Answer
(a) -32.74 kJ/mol. The reaction is product-favored.
(b) -21.33 kJ/mol. The reaction is spontaneous.
Work Step by Step
(a) $\Delta _{r}G^{\circ}=\Sigma n_{p}\Delta G_{f}^{\circ}(products)-\Sigma n_{r}\Delta G_{f}^{\circ}(reactants)$
$=[2\Delta G_{f}^{\circ}(NH_{3},g)]-[\Delta G_{f}^{\circ}(N_{2},g)+3\Delta G_{f}^{\circ}(H_{2},g)]$
$=[2(-16.37\,kJ/mol)]-[(0)+3(0)]$
$=-32.74\,kJ/mol$
As $\Delta _{r}G^{\circ}$ is negative, the reaction is product-favored at equilibrium.

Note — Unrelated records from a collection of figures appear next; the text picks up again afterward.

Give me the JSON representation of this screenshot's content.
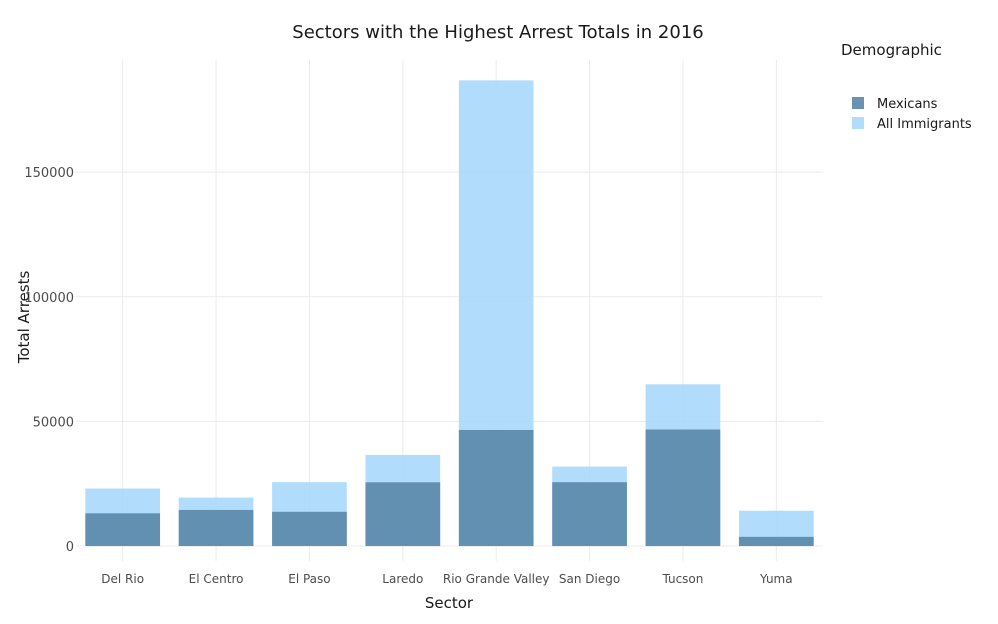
{
  "chart_data": {
    "type": "bar",
    "title": "Sectors with the Highest Arrest Totals in 2016",
    "xlabel": "Sector",
    "ylabel": "Total Arrests",
    "categories": [
      "Del Rio",
      "El Centro",
      "El Paso",
      "Laredo",
      "Rio Grande Valley",
      "San Diego",
      "Tucson",
      "Yuma"
    ],
    "series": [
      {
        "name": "All Immigrants",
        "values": [
          23078,
          19448,
          25634,
          36562,
          186830,
          31891,
          64891,
          14170
        ]
      },
      {
        "name": "Mexicans",
        "values": [
          13129,
          14471,
          13739,
          25574,
          46562,
          25615,
          46759,
          3700
        ]
      }
    ],
    "ylim": [
      -6000,
      195000
    ],
    "yticks": [
      0,
      50000,
      100000,
      150000
    ],
    "grid": true,
    "overlay": true,
    "legend": {
      "title": "Demographic",
      "position": "right",
      "order": [
        "Mexicans",
        "All Immigrants"
      ]
    },
    "colors": {
      "Mexicans": "#5a87a8",
      "All Immigrants": "#a8d8fb"
    }
  }
}
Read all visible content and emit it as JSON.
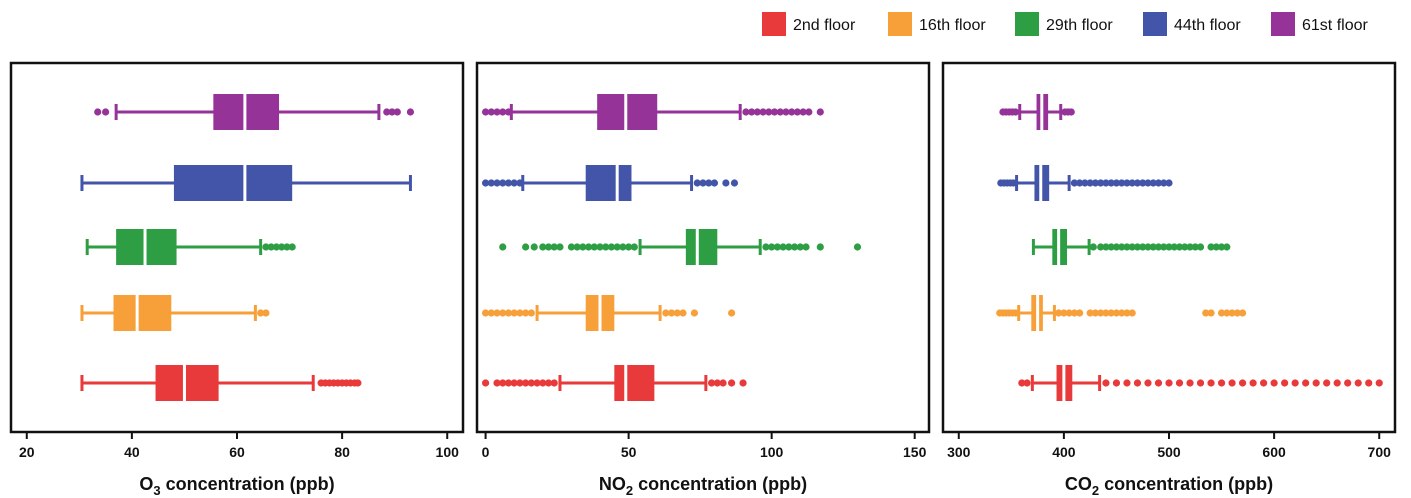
{
  "legend": {
    "position": "top-right",
    "items": [
      {
        "label": "2nd floor",
        "color": "#e83a3a"
      },
      {
        "label": "16th floor",
        "color": "#f7a03a"
      },
      {
        "label": "29th floor",
        "color": "#2e9e44"
      },
      {
        "label": "44th floor",
        "color": "#4255a8"
      },
      {
        "label": "61st floor",
        "color": "#953399"
      }
    ]
  },
  "chart_data": [
    {
      "type": "box",
      "xlabel": "O₃ concentration (ppb)",
      "xlim": [
        17,
        103
      ],
      "xticks": [
        20,
        40,
        60,
        80,
        100
      ],
      "series": [
        {
          "name": "2nd floor",
          "whislo": 30.5,
          "q1": 44.5,
          "med": 50,
          "q3": 56.5,
          "whishi": 74.5,
          "fliers": [
            76,
            76.8,
            77.6,
            78.4,
            79.2,
            80,
            80.8,
            81.6,
            82.4,
            83
          ]
        },
        {
          "name": "16th floor",
          "whislo": 30.5,
          "q1": 36.5,
          "med": 41,
          "q3": 47.5,
          "whishi": 63.5,
          "fliers": [
            64.5,
            65.5
          ]
        },
        {
          "name": "29th floor",
          "whislo": 31.5,
          "q1": 37,
          "med": 42.5,
          "q3": 48.5,
          "whishi": 64.5,
          "fliers": [
            65.5,
            66.5,
            67.5,
            68.5,
            69.5,
            70.5
          ]
        },
        {
          "name": "44th floor",
          "whislo": 30.5,
          "q1": 48,
          "med": 61.5,
          "q3": 70.5,
          "whishi": 93,
          "fliers": []
        },
        {
          "name": "61st floor",
          "whislo": 37,
          "q1": 55.5,
          "med": 61.5,
          "q3": 68,
          "whishi": 87,
          "fliers": [
            33.5,
            35,
            88.5,
            89.5,
            90.5,
            93
          ]
        }
      ]
    },
    {
      "type": "box",
      "xlabel": "NO₂ concentration (ppb)",
      "xlim": [
        -3,
        155
      ],
      "xticks": [
        0,
        50,
        100,
        150
      ],
      "series": [
        {
          "name": "2nd floor",
          "whislo": 26,
          "q1": 45,
          "med": 49,
          "q3": 59,
          "whishi": 77,
          "fliers": [
            0,
            4,
            6,
            8,
            10,
            12,
            14,
            16,
            18,
            20,
            22,
            24,
            79,
            81,
            83,
            86,
            90
          ]
        },
        {
          "name": "16th floor",
          "whislo": 18,
          "q1": 35,
          "med": 40,
          "q3": 45,
          "whishi": 61,
          "fliers": [
            0,
            2,
            4,
            6,
            8,
            10,
            12,
            14,
            16,
            63,
            65,
            67,
            69,
            73,
            86
          ]
        },
        {
          "name": "29th floor",
          "whislo": 54,
          "q1": 70,
          "med": 74,
          "q3": 81,
          "whishi": 96,
          "fliers": [
            6,
            14,
            17,
            20,
            22,
            24,
            26,
            30,
            32,
            34,
            36,
            38,
            40,
            42,
            44,
            46,
            48,
            50,
            52,
            98,
            100,
            102,
            104,
            106,
            108,
            110,
            112,
            117,
            130
          ]
        },
        {
          "name": "44th floor",
          "whislo": 13,
          "q1": 35,
          "med": 46,
          "q3": 51,
          "whishi": 72,
          "fliers": [
            0,
            2,
            4,
            6,
            8,
            10,
            12,
            74,
            76,
            78,
            80,
            84,
            87
          ]
        },
        {
          "name": "61st floor",
          "whislo": 9,
          "q1": 39,
          "med": 49,
          "q3": 60,
          "whishi": 89,
          "fliers": [
            0,
            2,
            4,
            6,
            8,
            91,
            93,
            95,
            97,
            99,
            101,
            103,
            105,
            107,
            109,
            111,
            113,
            117
          ]
        }
      ]
    },
    {
      "type": "box",
      "xlabel": "CO₂ concentration (ppb)",
      "xlim": [
        285,
        715
      ],
      "xticks": [
        300,
        400,
        500,
        600,
        700
      ],
      "series": [
        {
          "name": "2nd floor",
          "whislo": 370,
          "q1": 393,
          "med": 400,
          "q3": 408,
          "whishi": 434,
          "fliers": [
            360,
            365,
            440,
            450,
            460,
            470,
            480,
            490,
            500,
            510,
            520,
            530,
            540,
            550,
            560,
            570,
            580,
            590,
            600,
            610,
            620,
            630,
            640,
            650,
            660,
            670,
            680,
            690,
            700
          ]
        },
        {
          "name": "16th floor",
          "whislo": 357,
          "q1": 369,
          "med": 375,
          "q3": 380,
          "whishi": 391,
          "fliers": [
            339,
            342,
            345,
            348,
            351,
            354,
            395,
            400,
            405,
            410,
            415,
            425,
            430,
            435,
            440,
            445,
            450,
            455,
            460,
            465,
            535,
            540,
            550,
            555,
            560,
            565,
            570
          ]
        },
        {
          "name": "29th floor",
          "whislo": 371,
          "q1": 389,
          "med": 395,
          "q3": 403,
          "whishi": 424,
          "fliers": [
            428,
            435,
            440,
            445,
            450,
            455,
            460,
            465,
            470,
            475,
            480,
            485,
            490,
            495,
            500,
            505,
            510,
            515,
            520,
            525,
            530,
            540,
            545,
            550,
            555
          ]
        },
        {
          "name": "44th floor",
          "whislo": 355,
          "q1": 372,
          "med": 378,
          "q3": 386,
          "whishi": 405,
          "fliers": [
            340,
            343,
            346,
            349,
            352,
            410,
            415,
            420,
            425,
            430,
            435,
            440,
            445,
            450,
            455,
            460,
            465,
            470,
            475,
            480,
            485,
            490,
            495,
            500
          ]
        },
        {
          "name": "61st floor",
          "whislo": 358,
          "q1": 374,
          "med": 379,
          "q3": 385,
          "whishi": 397,
          "fliers": [
            342,
            345,
            348,
            351,
            354,
            401,
            404,
            407
          ]
        }
      ]
    }
  ]
}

(b) $Q=\frac{P_{NH_{3}}^{2}}{P_{N_{2}}P_{H_{2}}^{3}}=\frac{(0.10)^{2}}{(0.10)(0.10)^{3}}=100$
$\Delta _{r}G=\Delta _{r}G^{\circ}+RT\ln Q$
$=-32.74\,kJ/mol+(8.314\times10^{-3}\,kJmol^{-1}K^{-1})(25+273)K(\ln 100)$
$=-21.33\,kJ/mol$
As $\Delta _{r}G$ is negative, the reaction is spontaneous under these conditions.